Og Lemek sagde til sine Hustruer: »Ada og Zilla, hør min Røst, Lemeks Hustruer, lyt til mit Ord: En Mand har jeg dræbt for et Saar, en Dreng for en Skramme!
24 Want Kain zal zevenvoudig gewroken worden, maar Lamech zeventigmaal zevenmaal.

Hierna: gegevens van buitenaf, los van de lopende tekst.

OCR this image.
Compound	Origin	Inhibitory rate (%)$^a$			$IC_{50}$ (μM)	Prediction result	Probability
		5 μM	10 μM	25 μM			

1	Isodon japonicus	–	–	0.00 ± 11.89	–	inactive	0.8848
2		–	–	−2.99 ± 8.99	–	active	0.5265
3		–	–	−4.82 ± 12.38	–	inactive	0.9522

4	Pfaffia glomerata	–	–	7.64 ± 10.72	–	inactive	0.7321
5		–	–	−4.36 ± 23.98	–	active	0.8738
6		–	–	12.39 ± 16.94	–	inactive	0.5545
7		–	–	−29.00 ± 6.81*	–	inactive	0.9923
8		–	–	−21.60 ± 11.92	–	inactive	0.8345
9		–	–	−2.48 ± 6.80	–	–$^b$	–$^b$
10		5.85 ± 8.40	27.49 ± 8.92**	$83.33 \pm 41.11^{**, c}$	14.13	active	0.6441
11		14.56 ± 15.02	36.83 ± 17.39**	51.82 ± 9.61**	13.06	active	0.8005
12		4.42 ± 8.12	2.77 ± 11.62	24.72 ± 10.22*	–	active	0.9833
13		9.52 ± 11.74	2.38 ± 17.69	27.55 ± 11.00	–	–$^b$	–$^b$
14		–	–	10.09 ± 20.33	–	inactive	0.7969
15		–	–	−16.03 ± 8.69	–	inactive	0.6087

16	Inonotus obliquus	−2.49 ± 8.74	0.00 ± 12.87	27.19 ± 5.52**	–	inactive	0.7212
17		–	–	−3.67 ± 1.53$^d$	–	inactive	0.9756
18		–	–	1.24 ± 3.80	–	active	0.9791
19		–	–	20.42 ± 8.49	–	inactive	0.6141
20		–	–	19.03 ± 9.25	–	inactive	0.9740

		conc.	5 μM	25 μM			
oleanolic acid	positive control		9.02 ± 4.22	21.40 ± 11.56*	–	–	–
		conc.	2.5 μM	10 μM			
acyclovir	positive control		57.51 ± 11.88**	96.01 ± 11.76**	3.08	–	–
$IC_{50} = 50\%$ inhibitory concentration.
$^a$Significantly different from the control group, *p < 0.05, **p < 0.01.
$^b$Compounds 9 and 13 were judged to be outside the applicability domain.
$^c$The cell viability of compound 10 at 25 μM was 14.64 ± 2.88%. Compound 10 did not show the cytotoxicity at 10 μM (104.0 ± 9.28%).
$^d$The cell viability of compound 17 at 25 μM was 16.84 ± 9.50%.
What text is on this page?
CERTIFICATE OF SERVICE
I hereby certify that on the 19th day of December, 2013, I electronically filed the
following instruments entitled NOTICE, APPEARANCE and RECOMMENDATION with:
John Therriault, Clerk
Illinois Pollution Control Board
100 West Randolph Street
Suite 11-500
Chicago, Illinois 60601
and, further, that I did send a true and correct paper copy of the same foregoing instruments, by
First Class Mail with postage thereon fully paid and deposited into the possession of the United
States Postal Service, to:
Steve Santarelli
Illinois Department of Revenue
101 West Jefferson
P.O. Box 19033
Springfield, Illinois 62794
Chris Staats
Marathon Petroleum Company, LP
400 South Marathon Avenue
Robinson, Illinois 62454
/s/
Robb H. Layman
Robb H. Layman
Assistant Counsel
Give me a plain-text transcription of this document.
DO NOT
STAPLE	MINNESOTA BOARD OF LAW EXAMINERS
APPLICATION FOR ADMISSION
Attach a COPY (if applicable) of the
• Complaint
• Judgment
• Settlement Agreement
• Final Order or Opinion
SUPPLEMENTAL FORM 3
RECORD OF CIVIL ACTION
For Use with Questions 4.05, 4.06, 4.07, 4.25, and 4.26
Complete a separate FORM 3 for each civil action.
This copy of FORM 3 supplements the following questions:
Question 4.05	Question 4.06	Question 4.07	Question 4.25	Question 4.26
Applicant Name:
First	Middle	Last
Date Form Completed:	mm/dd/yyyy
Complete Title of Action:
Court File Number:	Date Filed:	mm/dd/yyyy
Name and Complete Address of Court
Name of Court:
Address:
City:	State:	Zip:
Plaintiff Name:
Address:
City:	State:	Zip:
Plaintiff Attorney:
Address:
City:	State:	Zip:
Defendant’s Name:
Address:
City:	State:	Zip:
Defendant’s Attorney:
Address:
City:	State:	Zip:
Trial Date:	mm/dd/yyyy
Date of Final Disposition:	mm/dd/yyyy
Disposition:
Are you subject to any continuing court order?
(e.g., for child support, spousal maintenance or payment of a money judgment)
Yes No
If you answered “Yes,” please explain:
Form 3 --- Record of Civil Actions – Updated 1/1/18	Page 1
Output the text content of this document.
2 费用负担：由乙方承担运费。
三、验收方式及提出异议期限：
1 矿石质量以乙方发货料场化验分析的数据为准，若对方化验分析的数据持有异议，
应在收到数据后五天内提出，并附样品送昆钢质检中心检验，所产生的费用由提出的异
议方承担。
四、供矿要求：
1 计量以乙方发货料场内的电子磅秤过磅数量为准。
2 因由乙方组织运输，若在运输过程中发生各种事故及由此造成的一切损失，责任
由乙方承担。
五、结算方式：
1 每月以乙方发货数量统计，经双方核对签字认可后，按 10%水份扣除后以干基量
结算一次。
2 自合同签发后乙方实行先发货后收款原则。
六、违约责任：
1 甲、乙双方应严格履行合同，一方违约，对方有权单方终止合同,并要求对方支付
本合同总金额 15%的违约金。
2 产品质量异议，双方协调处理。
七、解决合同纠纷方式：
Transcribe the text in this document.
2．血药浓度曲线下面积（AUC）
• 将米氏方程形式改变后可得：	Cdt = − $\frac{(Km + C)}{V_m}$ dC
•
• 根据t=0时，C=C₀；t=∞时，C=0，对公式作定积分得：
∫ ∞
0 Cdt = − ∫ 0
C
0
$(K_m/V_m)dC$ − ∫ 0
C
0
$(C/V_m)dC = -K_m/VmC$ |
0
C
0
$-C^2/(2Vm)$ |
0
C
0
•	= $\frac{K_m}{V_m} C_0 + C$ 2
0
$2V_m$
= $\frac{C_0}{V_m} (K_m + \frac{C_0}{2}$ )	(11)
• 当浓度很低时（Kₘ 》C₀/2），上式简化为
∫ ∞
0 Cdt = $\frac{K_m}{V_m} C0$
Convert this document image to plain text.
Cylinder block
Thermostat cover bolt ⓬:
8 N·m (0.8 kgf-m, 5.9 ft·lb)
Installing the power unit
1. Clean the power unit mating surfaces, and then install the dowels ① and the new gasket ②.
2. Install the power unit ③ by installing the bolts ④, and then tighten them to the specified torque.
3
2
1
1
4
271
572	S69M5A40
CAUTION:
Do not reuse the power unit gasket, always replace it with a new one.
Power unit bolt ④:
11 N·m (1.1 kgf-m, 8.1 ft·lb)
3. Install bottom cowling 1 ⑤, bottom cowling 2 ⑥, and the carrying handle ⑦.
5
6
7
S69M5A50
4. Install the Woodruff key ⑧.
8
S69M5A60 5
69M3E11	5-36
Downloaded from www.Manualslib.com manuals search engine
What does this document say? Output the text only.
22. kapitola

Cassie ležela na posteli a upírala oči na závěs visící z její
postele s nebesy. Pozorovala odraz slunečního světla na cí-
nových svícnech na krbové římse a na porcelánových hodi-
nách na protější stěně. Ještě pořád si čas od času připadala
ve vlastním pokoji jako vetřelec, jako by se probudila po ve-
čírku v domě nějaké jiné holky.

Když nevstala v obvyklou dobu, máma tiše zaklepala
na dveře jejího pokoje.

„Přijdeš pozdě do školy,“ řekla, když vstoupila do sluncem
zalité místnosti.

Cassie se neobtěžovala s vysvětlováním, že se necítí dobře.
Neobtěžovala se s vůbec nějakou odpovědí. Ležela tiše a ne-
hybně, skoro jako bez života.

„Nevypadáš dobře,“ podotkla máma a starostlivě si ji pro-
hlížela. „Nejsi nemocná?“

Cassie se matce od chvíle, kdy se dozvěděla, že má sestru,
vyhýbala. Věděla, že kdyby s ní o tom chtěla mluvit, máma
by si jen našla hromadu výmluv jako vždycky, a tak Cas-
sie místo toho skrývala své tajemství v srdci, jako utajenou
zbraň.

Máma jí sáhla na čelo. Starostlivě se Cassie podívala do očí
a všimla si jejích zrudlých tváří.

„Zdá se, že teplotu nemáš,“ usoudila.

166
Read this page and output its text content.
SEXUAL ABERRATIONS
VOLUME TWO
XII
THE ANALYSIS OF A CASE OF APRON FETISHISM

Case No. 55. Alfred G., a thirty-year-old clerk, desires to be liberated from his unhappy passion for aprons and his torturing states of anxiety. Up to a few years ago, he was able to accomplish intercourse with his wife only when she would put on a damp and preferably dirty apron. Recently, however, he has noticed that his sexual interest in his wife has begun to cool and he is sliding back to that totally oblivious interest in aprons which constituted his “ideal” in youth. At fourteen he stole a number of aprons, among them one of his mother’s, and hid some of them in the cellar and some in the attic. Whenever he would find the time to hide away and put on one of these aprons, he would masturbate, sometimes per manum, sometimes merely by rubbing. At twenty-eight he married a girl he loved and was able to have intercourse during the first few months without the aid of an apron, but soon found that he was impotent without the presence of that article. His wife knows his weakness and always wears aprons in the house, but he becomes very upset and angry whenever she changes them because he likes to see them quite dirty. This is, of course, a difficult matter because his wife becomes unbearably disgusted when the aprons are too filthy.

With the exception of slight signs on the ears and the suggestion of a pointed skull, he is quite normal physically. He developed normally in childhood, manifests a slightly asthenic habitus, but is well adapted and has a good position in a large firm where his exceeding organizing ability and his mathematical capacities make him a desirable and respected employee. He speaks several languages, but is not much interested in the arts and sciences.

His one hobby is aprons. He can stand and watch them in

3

Blev Kain hævnet syvfold, saa hævnes Lemek syv og halvfjerdsindstyve Gange!«
25 En Adam bekende wederom zijn huisvrouw, en zij baarde een zoon, en zij noemde zijn naam Seth; want God heeft mij, sprak zij, een ander zaad gezet voor Habel; want Kain heeft hem doodgeslagen.
Adam kendte paa ny sin Hustru, og hun fødte en Søn, som hun gav Navnet Set; »thi, « sagde hun, »Gud har sat mig andet Afkom i Abels Sted, fordi Kain slog ham ihjel!«
26 En denzelven Seth werd ook een zoon geboren, en hij noemde zijn naam Enos. Toen begon men den Naam des HEEREN aan te roepen.
Set fik ogsaa en Søn, som han kaldte Enosj; paa den Tid begyndte man at paakalde HERRENS Navn.